위에서 유추한대로 역대기서와 에스더서, 그리고 레위기와 사무엘서과 명확하게 구별됨을 볼 수 있습니다. 레위기는 사무엘서보다도 명사문장의 비율이 상당히 낮게 나오는 것을 볼 수 있는데, 이는 주로 제의에 대한 명령(동사)이 주되게 나오는 레위기 책 자체의 문체적인 특징에 기인하는 것이라 볼 수 있습니다.

다음으로 전치사의 사용의 경향성을 살펴 보도록 하겠습니다. 위에서 했던 대로 우선 각 책에서 나타나는 전치사 사용 비율을 아래와 같이 그래프로 표현해 보았습니다.

In [11]:

#preposition
sam_prep <- filter(sam, sp == 'prep')
sam_prep <- select(sam_prep, lex)
sam_prep = as.data.frame(table(sam_prep$lex))
sam_prep <- cbind(sam_prep, prop.table(sam_prep$Freq)*100)
names(sam_prep) <- c("prep", "freq", "prop")
sam_prep <- sam_prep[!(sam_prep$prep == 'את'),]
sam_prep <- sam_prep[order(sam_prep$freq,decreasing=T)[1:5],]

chr_prep <- filter(chr, sp == 'prep')
chr_prep <- select(chr_prep, lex)
chr_prep = as.data.frame(table(chr_prep$lex))
chr_prep <- cbind(chr_prep, prop.table(chr_prep$Freq)*100)
names(chr_prep) <- c("prep", "freq", "prop")
chr_prep <- chr_prep[!(chr_prep$prep == 'את'),]
chr_prep <- chr_prep[order(chr_prep$freq,decreasing=T)[1:5],]

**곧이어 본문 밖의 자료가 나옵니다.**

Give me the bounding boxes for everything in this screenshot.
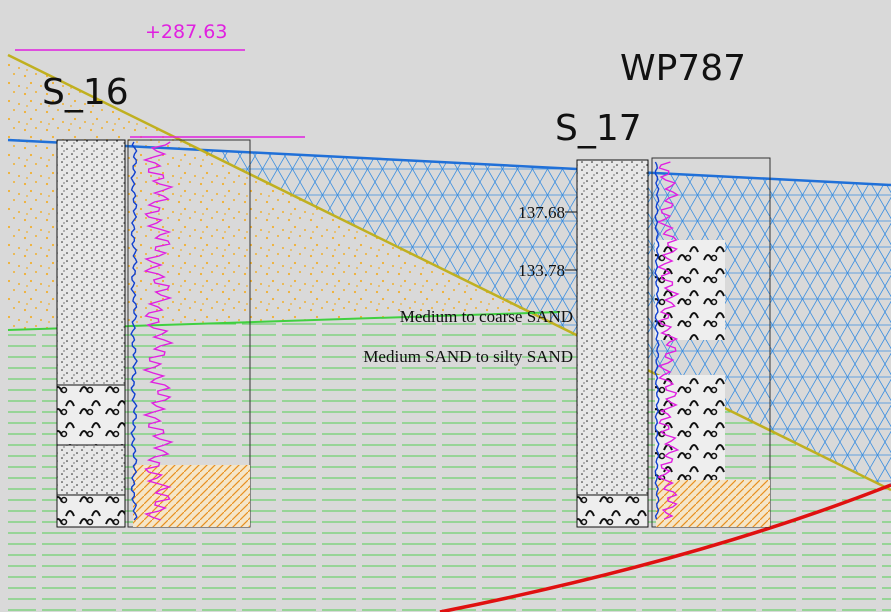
layer-label: Medium to coarse SAND xyxy=(400,307,573,326)
page: +287.63 WP787 S_16 S_17 137.68 133.78 Me… xyxy=(0,0,891,612)
level-label: 137.68 xyxy=(518,203,565,222)
log-column xyxy=(577,160,648,527)
elevation-label: +287.63 xyxy=(145,21,227,43)
log-gravel xyxy=(577,495,648,527)
level-label: 133.78 xyxy=(518,261,565,280)
cad-view: +287.63 WP787 S_16 S_17 137.68 133.78 Me… xyxy=(0,0,891,612)
log-column xyxy=(57,140,125,527)
log-gravel xyxy=(57,385,125,445)
log-gravel xyxy=(57,495,125,527)
borehole-name: S_16 xyxy=(42,72,129,113)
layer-label: Medium SAND to silty SAND xyxy=(363,347,573,366)
log-hatch xyxy=(133,465,250,527)
section-title: WP787 xyxy=(620,48,746,89)
borehole-name: S_17 xyxy=(555,108,642,149)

lev_prep <- filter(lev, sp == 'prep')
lev_prep <- select(lev_prep, lex)
lev_prep = as.data.frame(table(lev_prep$lex))
lev_prep <- cbind(lev_prep, prop.table(lev_prep$Freq)*100)
names(lev_prep) <- c("prep", "freq", "prop")
lev_prep <- lev_prep[!(lev_prep$prep == 'את'),]
lev_prep <- lev_prep[order(lev_prep$freq,decreasing=T)[1:5],]

esth_prep <- filter(esth, sp == 'prep')
esth_prep <- select(esth_prep, lex)
esth_prep = as.data.frame(table(esth_prep$lex))
esth_prep <- cbind(esth_prep, prop.table(esth_prep$Freq)*100)
names(esth_prep) <- c("prep", "freq", "prop")
esth_prep <- esth_prep[!(esth_prep$prep == 'את'),]
esth_prep <- esth_prep[order(esth_prep$freq,decreasing=T)[1:5],]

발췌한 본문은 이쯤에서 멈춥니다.